Je garde un autre agréable souvenir de Mouron ; une année où étant officier de réserve au 26 ème dragon à Dijon, je faisais de grandes manœuvres et que le régiment passait par la Charité, le Baron Philippe de Bourgoing était venu nous attendre sur la route et avait demandé au colonel la permission d’emmener le Commandant Abonneau et moi-même déjeuner avec lui, ce qui fut accordé. Quel n’a pas été mon étonnement en arrivant au château, d’y trouver le Maréchal Canrobert qui tous les ans faisait une saison à Pougues et ne manquait pas de rendre visite au Baron qu’il avait connu aux Tuileries quand il était écuyer de l’empereur Napoléon III. Pierre était le bon camarade du Prince impérial qu’il a profondément pleuré. Je me suis souvent demandé quel aurait été le sort de la France s’il ne s’était pas fait tuer bravement.
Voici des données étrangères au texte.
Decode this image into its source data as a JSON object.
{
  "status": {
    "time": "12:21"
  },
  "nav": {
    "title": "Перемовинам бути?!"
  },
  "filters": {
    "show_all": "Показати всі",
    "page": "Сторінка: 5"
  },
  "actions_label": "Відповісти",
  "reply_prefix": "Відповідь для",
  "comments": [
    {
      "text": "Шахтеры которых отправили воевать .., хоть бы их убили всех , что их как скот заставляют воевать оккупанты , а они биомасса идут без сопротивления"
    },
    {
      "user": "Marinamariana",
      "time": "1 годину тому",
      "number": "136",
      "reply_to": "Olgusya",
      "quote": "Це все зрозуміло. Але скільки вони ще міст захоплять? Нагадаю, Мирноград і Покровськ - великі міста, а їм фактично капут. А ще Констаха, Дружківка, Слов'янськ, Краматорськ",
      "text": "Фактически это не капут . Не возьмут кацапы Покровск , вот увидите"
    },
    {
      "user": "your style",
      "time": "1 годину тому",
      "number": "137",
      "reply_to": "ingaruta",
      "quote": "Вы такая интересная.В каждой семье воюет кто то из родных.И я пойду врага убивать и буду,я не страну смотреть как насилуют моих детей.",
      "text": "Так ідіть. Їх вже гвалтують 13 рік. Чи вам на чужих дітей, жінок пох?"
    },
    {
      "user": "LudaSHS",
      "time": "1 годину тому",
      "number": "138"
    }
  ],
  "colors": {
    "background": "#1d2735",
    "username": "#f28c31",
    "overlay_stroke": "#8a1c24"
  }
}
En 187o, Bourgoing avait été nommé député de la Nièvre, et invalidé grâce à une canaillerie inventée par Isaïe Levaillant, un sale Juif qui était préfet à Nevers à cette époque. Si on se rappelle que la République à une voix de majorité, on peut en conclure que Isaïe a été fêté par ses semblables. On sait qu’en 187o, chaque département Français avait formé un régiment de Mobiles. La Nièvre avait en plus un régiment à cheval, dont Bourgoing était le colonel. Il avait sous ses ordres Jules d’Anchald, Michel de Rasilly, René de Savigny, et autres. Le Marquis de Veguy commandait l’autre régiment : il sortait de St Cyr et avait démissionné au bout de peu de temps de service ; beaucoup d’officiers qui étaient sous ses ordres étaient pour la plupart des châtelains du pays ayant servi plus ou moins longtemps, comme mes oncles Paul et Ludovic Tiersonnier, R de Pracomtal, G de La Brosse, Amédée de Noury, Frédéric et Henri d’Assigny. Ce régiments de moblots s’est bravement battu et a souffert atrocement du froid terrible qu’on a eu à supporter cet hiver-là. J’ai oui dire que le sous-lieutenant Samuel de Thé avait une paire de sabots reliés par une ficelle, qu’il mettait à cheval sur son cou et qu’il était bien content le soir, en arrivant au cantonnement pour remplacer ses souliers mouillés.

Le département de l’Allier a eu plus de chance que le nôtre, car son régiment de mobiles ayant à sa tête Monsieur de Chavigny a passé le temps de la guerre en Algérie et mon beau-frère Clayeux, qui était S .Lt , m’a souvent dit que dans sa garnison de Tlemcen, il avait été heureux comme un roi avec des chefs charmants, un cheval de selle arabe, un bon chien d’arrêt, du gibier devant lui et de l’argent dans sa poche.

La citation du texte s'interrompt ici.